Residents from around the Sacramento area spotted a fireball Sunday night as it streaked across the skies over Northern California.
Nearly 240 sightings of the meteor were reported just after 8 p.m. Sunday over California, Arizona and Nevada by the American Meteor Society, its officials said. The celestial event was captured around the capital region and elsewhere on home security and doorbell cameras.
In California, people reported a bright flash visible from Sacramento to the Bay Area and Central Coast, as well as the southern San Joaquin Valley and eastern Sierra, according to the society, which shared videos of the event on its website.
Web cameras at University of California’s Lick Observatory on Mount Hamilton also captured the speeding meteor just before 8:20 p.m., UC officials said in a social media post.

A meteor is seen streaking across the sky from a dashcam in a vehicle driving on the Bayshore Freeway section of Highway 101 near Palo Alto on Sunday, March 22, 2026.

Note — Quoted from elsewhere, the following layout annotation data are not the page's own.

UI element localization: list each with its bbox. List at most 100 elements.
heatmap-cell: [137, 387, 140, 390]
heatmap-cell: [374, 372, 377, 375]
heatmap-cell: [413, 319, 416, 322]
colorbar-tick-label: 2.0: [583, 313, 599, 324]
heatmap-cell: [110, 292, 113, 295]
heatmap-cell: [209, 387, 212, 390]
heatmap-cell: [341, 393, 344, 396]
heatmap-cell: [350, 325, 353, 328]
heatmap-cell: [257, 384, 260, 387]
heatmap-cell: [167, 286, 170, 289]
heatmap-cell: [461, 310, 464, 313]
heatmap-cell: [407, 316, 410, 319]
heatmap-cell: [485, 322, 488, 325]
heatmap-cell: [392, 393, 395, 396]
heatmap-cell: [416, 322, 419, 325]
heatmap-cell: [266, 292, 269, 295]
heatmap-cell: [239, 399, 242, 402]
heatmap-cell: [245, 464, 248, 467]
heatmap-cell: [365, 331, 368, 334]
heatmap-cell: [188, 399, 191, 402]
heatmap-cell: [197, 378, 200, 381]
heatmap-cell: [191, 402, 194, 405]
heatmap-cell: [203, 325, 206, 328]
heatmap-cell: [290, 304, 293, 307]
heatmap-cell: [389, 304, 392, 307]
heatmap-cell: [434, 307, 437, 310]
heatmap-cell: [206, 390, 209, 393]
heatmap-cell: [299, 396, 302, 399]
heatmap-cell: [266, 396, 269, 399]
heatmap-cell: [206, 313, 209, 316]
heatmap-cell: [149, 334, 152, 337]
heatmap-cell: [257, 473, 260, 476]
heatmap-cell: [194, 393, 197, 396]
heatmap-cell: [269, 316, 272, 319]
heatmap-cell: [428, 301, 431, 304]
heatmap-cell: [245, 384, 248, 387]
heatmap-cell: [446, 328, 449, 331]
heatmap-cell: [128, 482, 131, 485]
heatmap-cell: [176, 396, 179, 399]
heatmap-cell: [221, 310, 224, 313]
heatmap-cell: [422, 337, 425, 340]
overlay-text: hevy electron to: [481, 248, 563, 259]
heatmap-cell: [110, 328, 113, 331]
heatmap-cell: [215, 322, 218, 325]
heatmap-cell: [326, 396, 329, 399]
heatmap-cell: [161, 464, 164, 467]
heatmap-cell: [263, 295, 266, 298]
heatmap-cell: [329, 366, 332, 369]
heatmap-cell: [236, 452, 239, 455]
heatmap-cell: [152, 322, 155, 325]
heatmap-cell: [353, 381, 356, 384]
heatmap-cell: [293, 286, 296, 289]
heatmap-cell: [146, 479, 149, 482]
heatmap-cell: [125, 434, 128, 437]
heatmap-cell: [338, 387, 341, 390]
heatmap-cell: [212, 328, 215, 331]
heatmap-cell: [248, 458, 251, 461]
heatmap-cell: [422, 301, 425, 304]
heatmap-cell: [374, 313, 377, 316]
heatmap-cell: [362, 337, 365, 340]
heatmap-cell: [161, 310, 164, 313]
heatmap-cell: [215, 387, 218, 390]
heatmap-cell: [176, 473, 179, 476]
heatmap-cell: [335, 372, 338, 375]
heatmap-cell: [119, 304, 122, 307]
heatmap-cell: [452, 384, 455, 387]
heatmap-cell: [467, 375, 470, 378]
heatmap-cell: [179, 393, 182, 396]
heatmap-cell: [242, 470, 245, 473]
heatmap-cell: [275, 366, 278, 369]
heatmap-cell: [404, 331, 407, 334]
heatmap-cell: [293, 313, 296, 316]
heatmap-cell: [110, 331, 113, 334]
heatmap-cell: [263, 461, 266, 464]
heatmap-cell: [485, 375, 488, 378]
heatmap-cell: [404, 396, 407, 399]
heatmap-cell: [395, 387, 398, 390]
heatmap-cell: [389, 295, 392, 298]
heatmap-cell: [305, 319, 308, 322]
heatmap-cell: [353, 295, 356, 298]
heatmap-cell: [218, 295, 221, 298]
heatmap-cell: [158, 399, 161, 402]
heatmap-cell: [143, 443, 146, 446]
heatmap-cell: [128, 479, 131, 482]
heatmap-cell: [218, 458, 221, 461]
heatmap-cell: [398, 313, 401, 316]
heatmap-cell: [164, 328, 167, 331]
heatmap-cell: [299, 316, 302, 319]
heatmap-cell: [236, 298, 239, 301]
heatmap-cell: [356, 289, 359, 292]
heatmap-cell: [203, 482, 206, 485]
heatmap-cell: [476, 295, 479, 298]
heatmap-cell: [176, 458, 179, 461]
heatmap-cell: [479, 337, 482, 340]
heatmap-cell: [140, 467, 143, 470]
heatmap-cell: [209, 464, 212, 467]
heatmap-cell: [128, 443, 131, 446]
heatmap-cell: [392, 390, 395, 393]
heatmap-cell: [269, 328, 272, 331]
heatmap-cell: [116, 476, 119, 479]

(Tobi Beetz via the American Meteor Society)
Witnesses and cameras allowed NASA and other skywatchers to compute the meteor’s trajectory, said NASA officials.
But officials at the space agency dismissed connections between Sunday night’s sighting and other recent and widely reported bright meteor events, including sightings in Ohio and Texas.
“This fireball does not appear to be related to recent bright meteors that have attracted widespread public attention, having a different radiant and speed,” William Cooke, Lead at NASA’s Meteoroid Environments Office, said in a statement.
The meteor was first located at an altitude of about 49 miles above the city of Chowchilla, Madera County, Cooke said. The meteor streaked across the sky at an estimated 35,000 mph in the southern sky.
The meteor traveled about 58 miles through the upper atmosphere before disintegrating 29 miles above tiny Calflax in unincorporated Fresno County, Cooke said.

A meteor that streaked across the skies of Northern California on Sunday, March 22, 2026, is seen in the bottom left corner of a image taken from the Lick Observatory’s SkyCam web camera on Mount Hamilton. The meteor was seen as a greenish streak across the Sacramento region.
(Lick Observatory)
The observatory later shared images from its SkyCam and HamCam2 cameras, showing the meteor as a greenish streak moving from north to south.